Quoi, ton or t’importune ? ô richesse impudente !
Pourquoi donc près de toi cette veuve indigente,
Ces enfans dans leur fleur desséchés par la faim,
Et ces filles sans dot, et ces vieillards sans pain ?
Oh ! D’un simple hameau si le ciel m’eût fait maître,
Je saurois en jouir : heureux, digne de l’être,
Je voudrois m’entourer de fleurs, de riches plants,
De beaux fruits, et surtout de visages rians ;
Et je ne voudrois pas, qu’attristant ma fortune,
La faim vînt m’étaler sa pâleur importune.
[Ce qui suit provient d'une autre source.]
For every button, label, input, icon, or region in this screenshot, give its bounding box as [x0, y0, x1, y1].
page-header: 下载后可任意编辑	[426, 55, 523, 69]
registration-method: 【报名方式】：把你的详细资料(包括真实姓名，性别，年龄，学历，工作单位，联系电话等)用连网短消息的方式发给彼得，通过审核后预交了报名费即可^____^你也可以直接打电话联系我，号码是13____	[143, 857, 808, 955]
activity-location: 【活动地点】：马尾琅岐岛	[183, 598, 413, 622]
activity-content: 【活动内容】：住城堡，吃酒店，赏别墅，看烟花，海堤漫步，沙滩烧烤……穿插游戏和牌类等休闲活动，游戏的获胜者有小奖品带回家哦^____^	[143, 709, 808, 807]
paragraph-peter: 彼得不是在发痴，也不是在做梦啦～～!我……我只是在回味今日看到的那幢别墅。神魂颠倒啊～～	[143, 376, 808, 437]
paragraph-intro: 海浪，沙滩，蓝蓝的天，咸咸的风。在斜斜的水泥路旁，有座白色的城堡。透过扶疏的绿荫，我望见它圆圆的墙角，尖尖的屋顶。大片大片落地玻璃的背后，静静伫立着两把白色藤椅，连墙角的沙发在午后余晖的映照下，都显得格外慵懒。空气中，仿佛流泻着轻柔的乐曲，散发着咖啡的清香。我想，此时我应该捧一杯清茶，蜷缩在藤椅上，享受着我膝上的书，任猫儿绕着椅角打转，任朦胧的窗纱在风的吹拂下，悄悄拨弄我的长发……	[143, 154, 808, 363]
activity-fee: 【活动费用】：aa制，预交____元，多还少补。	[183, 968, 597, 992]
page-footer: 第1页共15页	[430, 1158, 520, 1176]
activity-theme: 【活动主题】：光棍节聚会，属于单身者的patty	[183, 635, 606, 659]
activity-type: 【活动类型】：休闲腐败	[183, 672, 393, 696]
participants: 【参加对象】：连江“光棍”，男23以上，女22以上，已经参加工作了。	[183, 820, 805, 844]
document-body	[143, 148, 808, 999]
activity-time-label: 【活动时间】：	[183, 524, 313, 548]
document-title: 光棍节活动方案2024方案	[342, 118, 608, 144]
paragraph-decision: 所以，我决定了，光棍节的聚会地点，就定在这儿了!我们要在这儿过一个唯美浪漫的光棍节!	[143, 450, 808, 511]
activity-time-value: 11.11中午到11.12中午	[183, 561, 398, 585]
Mais je hais l’homme oisif : la bêche, les rateaux,
Le soc, tout l’arsenal des rustiques travaux,
Attendroient l’indigent, sûr d’un juste salaire,
Et chez moi le travail banniroit la misère.
C’est peu : des maux cruels troublent souvent ses jours ;
Aux douleurs, au vieil âge assurez des secours.
Dans les appartemens du logis le moins vaste
Qu’il en soit un où l’art, avec ordre et sans faste,
Arrange le dépôt des remèdes divers
A ses infirmités incessamment offerts.
L’oisif, de qui l’ennui vient vous rendre visite,
Loûra plus volontiers, de sa voix parasite,
Vos glaces, vos tapis, votre salon doré ;
Mais pour tous les bons cœurs ce lieu sera sacré.